Once you have a problem defined (even partially), resist the temptation to dive in and start building a solution. Rather, pop your head up and ask around and see if anyone has solved your problem. Or even one third of it. You may or may not re-use their solution, but it will inform your solution even if you don’t.



Making mistakes is OK

Dear new developer,

One time, not too many years ago, I was using git. I had used it for some personal projects, but hadn’t used it in the team setting before. We were using this git branching model. I was creating feature branches and working on them.

However, often I would be working on the same feature branch as a colleague. The first couple of times I was doing that, I used ‘git checkout -b <branchname>’ to checkout the branch. I’d then pull down the remote branch ‘git pull origin <branchname>’ and work on it.

Do not do this. Doing this will checkout a branch named <branchname> but it will be off whatever branch you were previously on. The pull will then merge the remote code. So you’ll get the code you want to work on, but there will be other code lurking. No good!

Instead, run ‘git fetch origin<branchname>’ and then ‘git checkout <branchname>’.

I point this out not because I’m trying to teach you version control (though you should learn it).

I point it out because this was a mistake. I don’t think any code escaped into production, but it definitely confused some team members and could have been very bad. It’s one of many many mistakes I’ve made in my career.

Mistakes happen to everyone. It’s important to learn how to handle them.

First, find out what the mistake was. You need to have an understanding of the mistake so you can avoid repeating it. This may be a conversation with another team member, research, or both.

Second, acknowledge that you made the mistake. If you work in an environment where you cannot acknowledge errors, make plans to leave as soon as possible. You don’t have to wail and beat yourself up, but just saying “oh, wow, I really screwed up that git branch stuff. Sorry!” is going to let people know that you made a mistake and that you are adult enough to know it.

Third, clean up your mistake. You may need some help doing so, but part of taking responsibility for your mistakes is fixing them as best as you can.

Fourth, avoid making the same mistake again. This may involve keeping a notebook, a writing a blog post, or just committing the correct solution to memory (this depends on the scale of the mistake). Bonus points if you do this in such a way that other folks, either internal (wiki page, slack message) or external (blog post, stack overflow question and answer) can benefit from your mistake.

Mistakes happen. It’s OK. Don’t pretend you don’t make mistakes, own up to them, and try to make new ones rather than repeating.



Don’t make the same mistake twice

Dear new developer,

“To err is human”. We all make mistakes.

A few years ago I was working on a contracting project with a new version control system. I didn’t take the time to understand all of the commands, but just dove in and started writing code. A few days in, my branch was weird and was missing some code present in a co-worker’s branch.

Turns out I’d been pulling down remote branches incorrectly and creating new branches instead. Whoops!

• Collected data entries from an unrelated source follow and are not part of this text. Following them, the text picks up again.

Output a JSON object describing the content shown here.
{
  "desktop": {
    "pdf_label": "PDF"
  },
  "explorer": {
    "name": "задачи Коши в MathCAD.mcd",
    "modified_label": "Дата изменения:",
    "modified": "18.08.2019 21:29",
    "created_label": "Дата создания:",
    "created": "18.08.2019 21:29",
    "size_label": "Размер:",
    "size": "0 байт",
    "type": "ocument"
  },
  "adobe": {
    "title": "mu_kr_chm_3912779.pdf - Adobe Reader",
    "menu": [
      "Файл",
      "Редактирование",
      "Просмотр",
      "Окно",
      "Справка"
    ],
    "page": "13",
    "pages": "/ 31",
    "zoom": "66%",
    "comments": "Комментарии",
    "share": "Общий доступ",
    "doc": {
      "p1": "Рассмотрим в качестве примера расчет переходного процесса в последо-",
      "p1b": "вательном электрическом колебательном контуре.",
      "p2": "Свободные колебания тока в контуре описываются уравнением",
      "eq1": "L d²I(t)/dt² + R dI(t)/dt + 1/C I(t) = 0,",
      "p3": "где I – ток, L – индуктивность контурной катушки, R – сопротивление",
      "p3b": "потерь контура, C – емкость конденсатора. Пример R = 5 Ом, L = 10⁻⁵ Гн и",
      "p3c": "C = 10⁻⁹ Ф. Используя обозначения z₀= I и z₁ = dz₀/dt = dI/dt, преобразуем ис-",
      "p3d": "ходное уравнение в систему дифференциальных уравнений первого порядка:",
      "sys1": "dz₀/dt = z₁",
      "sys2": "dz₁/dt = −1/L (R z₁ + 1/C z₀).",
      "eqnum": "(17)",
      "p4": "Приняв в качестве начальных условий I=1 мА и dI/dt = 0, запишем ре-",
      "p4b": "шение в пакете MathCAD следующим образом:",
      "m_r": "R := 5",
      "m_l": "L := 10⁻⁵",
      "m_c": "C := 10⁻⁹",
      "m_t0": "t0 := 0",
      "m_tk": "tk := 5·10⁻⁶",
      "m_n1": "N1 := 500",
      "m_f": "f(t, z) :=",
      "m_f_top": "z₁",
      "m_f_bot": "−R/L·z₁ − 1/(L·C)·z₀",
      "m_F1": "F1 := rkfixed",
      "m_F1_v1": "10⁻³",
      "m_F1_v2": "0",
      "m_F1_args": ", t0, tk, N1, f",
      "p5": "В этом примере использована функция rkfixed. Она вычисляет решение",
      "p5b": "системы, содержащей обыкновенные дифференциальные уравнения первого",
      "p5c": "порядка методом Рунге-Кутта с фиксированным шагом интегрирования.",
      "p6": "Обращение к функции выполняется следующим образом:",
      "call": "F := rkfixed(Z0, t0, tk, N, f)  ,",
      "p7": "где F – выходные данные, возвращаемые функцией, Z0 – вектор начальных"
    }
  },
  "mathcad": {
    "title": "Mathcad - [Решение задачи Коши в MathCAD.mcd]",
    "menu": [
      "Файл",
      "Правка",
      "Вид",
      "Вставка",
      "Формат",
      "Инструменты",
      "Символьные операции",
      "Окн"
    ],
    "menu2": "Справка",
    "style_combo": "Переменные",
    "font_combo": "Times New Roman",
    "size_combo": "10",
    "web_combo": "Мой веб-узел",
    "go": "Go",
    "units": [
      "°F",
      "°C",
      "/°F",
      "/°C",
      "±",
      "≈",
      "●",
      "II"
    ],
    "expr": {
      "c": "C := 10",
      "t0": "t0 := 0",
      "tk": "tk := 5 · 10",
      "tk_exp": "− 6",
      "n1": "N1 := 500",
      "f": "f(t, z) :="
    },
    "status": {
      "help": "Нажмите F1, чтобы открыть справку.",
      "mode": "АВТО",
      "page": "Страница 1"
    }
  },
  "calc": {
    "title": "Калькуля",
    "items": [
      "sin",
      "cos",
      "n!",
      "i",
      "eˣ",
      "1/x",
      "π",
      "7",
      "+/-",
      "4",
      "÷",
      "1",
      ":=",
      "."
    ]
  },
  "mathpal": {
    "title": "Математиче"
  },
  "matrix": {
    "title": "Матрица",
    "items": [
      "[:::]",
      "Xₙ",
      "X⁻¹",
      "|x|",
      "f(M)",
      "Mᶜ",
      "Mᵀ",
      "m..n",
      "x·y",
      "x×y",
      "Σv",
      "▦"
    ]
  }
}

I made that mistake once, and never again. I corrected that mistake at two levels. First I learned the correct command. Second I learned that a version control system is worth spending some time getting to know. I invested some time learning about this system and how to perform common operations.

Ways you can avoid repeat mistakes:

  • when you make a mistake, make sure you understand what the mistake was
  • find out if there was a second or third level of the mistake, as I did above
  • write down your mistake, either publicly or privately, so that you and others can avoid it in the future

Mistakes happen, no one is perfect. But the goal is to always make new mistakes, not the same mistake again and again.